Obsidian-3B-V0.5
Property | Value |
---|---|
License | CC-BY-SA-4.0 |
Language | English |
Framework | PyTorch |
Training Datasets | 4 (Capybara, LessWrong-Amplify-Instruct, Pure-Dove, Verified-Camel) |
What is Obsidian-3B-V0.5?
Obsidian-3B-V0.5 represents a groundbreaking achievement in multimodal AI, being the first sub-7B parameter model capable of processing both text and vision inputs. Built on the foundation of Capybara-3B-V1.9 and StableLM-3B-4e1t, this model achieves remarkable performance that rivals some 7B models, despite its smaller size.
Implementation Details
The model follows the LLaVA 1.5 training procedure and implements the ChatML format with '###' as separators. It's designed for efficient processing of both visual and textual inputs, making it particularly versatile for multimodal applications.
- Built on Capybara-3B-V1.9 architecture
- Implements ChatML format for interaction
- Supports multimodal inputs (text and vision)

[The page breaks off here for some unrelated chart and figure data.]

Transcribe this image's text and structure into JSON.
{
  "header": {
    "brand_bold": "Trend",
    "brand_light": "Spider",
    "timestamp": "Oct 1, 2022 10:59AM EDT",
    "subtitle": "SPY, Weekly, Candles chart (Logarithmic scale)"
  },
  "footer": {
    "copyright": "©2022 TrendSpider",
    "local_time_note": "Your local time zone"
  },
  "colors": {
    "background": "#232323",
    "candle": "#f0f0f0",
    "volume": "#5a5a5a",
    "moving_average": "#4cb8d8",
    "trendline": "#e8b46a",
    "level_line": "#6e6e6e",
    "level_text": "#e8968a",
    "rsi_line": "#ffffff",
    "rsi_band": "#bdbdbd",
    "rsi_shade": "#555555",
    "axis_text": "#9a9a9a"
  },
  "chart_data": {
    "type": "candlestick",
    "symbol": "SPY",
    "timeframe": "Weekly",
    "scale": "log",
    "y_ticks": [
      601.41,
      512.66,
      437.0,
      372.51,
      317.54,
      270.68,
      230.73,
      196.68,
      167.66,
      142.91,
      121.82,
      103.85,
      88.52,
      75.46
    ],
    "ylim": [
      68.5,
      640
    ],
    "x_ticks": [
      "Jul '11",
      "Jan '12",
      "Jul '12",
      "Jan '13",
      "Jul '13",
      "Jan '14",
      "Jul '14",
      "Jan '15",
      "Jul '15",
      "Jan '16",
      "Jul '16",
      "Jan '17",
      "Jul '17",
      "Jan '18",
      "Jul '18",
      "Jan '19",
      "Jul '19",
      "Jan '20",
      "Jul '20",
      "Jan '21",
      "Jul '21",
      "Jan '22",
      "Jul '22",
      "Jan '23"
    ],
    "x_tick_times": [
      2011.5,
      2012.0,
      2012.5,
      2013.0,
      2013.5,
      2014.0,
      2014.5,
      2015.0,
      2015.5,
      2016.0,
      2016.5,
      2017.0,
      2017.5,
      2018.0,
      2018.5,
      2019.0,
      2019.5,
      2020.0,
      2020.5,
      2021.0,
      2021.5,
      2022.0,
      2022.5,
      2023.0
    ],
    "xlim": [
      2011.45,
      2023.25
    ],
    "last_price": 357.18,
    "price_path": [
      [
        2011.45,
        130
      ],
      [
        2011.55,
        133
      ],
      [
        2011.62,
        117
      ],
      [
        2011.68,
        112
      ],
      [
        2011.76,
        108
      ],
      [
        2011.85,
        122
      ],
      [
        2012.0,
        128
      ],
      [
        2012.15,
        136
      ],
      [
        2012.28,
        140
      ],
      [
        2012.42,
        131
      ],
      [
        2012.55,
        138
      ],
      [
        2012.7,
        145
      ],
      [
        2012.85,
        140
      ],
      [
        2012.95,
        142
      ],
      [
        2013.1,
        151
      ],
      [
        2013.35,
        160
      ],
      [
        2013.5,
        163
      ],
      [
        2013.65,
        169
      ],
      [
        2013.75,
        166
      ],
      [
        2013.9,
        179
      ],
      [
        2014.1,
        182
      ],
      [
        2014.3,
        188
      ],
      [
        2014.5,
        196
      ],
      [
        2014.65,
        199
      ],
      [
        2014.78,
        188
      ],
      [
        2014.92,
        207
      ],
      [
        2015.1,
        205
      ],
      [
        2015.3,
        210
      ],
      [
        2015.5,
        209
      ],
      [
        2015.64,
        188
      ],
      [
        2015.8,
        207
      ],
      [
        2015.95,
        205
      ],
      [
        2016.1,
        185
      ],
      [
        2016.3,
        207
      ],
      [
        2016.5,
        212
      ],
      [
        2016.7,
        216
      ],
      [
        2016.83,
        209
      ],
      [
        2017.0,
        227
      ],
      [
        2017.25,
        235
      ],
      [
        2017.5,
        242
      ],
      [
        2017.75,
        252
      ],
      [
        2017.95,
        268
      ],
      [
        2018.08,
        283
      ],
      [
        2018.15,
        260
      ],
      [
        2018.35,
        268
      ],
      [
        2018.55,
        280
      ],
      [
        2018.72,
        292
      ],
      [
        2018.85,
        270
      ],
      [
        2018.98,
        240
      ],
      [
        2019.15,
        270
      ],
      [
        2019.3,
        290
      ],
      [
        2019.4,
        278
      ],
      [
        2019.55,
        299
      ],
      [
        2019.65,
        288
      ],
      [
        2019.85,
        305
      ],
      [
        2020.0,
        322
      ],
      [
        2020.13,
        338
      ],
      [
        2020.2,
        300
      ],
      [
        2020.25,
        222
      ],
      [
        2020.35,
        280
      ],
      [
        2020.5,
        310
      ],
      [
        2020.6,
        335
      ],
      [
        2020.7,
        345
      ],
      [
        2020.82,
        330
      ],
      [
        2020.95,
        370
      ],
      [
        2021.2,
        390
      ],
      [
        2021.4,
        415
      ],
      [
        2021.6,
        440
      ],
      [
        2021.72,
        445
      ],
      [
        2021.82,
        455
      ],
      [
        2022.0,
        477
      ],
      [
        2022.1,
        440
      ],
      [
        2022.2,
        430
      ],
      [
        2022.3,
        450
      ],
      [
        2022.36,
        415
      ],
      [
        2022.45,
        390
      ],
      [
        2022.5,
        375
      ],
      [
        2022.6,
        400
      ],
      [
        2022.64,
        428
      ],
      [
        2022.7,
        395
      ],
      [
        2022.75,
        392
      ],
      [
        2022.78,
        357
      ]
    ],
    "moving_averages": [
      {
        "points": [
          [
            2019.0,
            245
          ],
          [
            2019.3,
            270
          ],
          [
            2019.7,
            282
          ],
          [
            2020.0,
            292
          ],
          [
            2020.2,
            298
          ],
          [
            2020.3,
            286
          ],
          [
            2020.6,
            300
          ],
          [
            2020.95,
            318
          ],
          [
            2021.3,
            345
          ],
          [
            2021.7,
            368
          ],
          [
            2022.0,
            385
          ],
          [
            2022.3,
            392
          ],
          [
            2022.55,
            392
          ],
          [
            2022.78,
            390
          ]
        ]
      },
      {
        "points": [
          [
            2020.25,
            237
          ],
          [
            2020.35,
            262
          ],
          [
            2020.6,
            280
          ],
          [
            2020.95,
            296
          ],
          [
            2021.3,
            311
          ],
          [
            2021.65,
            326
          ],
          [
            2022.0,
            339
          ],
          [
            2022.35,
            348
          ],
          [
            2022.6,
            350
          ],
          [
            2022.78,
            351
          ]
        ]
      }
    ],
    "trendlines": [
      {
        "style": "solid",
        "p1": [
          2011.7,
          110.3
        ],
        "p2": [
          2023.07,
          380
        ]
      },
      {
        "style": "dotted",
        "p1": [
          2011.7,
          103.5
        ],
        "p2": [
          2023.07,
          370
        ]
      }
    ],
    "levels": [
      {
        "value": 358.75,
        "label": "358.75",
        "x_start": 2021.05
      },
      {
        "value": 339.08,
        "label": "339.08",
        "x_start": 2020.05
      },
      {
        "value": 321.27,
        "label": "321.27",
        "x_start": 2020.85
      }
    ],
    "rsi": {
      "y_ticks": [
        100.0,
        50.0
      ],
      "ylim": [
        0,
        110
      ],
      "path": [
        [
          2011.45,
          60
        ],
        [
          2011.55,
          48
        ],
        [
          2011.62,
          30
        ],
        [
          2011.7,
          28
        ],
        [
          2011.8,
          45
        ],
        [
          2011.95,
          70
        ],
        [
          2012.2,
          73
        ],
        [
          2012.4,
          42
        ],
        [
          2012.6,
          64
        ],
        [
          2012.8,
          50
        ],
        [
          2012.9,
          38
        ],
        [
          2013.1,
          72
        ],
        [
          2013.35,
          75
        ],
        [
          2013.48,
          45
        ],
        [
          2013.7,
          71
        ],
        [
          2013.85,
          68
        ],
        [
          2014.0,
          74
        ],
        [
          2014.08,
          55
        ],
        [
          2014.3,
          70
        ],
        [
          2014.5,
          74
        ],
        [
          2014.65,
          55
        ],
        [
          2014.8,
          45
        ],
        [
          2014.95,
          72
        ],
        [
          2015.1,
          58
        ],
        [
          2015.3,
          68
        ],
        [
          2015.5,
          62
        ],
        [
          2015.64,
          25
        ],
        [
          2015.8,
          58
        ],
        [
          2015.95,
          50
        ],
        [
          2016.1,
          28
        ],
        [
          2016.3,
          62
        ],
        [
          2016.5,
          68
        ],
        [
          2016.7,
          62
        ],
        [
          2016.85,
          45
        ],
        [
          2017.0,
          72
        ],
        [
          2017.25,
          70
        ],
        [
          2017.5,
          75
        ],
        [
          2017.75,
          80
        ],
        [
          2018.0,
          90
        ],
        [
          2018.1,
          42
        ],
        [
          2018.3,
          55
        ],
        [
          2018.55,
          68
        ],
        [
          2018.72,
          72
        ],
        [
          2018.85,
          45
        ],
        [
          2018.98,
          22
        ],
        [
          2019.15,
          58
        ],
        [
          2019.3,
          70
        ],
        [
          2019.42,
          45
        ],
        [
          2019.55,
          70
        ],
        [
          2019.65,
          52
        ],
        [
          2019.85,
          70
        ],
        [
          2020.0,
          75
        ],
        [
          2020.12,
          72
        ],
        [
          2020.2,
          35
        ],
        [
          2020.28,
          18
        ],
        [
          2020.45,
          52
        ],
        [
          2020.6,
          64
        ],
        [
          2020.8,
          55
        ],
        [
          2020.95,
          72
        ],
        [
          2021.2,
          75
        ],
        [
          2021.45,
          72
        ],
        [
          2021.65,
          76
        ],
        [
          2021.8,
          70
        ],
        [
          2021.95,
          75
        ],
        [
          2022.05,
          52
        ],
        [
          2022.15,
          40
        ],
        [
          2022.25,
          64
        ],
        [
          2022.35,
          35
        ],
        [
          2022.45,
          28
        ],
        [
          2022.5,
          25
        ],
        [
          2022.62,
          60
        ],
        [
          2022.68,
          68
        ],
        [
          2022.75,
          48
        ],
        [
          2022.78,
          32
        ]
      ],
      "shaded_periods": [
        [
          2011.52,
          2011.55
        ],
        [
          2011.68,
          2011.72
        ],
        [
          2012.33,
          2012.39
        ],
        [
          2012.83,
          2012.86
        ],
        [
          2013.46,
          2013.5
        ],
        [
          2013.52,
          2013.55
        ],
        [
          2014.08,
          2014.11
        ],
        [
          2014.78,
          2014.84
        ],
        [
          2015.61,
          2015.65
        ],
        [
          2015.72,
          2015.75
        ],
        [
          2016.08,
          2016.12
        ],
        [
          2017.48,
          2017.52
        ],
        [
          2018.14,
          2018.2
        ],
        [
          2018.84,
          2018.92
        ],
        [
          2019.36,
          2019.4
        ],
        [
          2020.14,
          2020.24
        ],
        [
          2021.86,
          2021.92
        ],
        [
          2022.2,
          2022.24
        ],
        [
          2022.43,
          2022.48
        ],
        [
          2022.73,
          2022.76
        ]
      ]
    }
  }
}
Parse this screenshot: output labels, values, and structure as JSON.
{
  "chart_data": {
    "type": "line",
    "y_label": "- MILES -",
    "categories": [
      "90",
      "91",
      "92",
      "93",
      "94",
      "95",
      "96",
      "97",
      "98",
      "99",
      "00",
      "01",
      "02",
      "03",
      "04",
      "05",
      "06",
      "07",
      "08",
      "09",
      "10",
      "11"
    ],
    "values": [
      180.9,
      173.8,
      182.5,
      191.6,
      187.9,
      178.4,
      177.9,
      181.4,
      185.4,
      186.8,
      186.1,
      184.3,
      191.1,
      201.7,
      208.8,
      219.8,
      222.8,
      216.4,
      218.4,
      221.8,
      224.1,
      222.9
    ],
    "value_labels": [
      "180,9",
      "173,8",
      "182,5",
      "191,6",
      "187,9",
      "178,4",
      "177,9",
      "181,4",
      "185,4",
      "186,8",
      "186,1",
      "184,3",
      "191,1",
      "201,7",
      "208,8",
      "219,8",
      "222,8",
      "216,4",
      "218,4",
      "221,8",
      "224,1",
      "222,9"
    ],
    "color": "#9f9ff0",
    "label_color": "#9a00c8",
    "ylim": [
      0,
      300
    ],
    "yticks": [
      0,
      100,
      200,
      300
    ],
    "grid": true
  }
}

- Developed by Nous Research in collaboration with Virtual Interactive
Core Capabilities
- Vision-language processing
- Text generation and understanding
- Multimodal task handling
- Efficient parameter utilization
- State-of-the-art performance in its size category
Frequently Asked Questions
Q: What makes this model unique?
It's the first multimodal model at the 3B parameter scale, offering vision capabilities typically found in much larger models, while maintaining competitive performance.
Q: What are the recommended use cases?
The model is ideal for applications requiring both vision and language understanding, such as image description, visual question answering, and multimodal content analysis.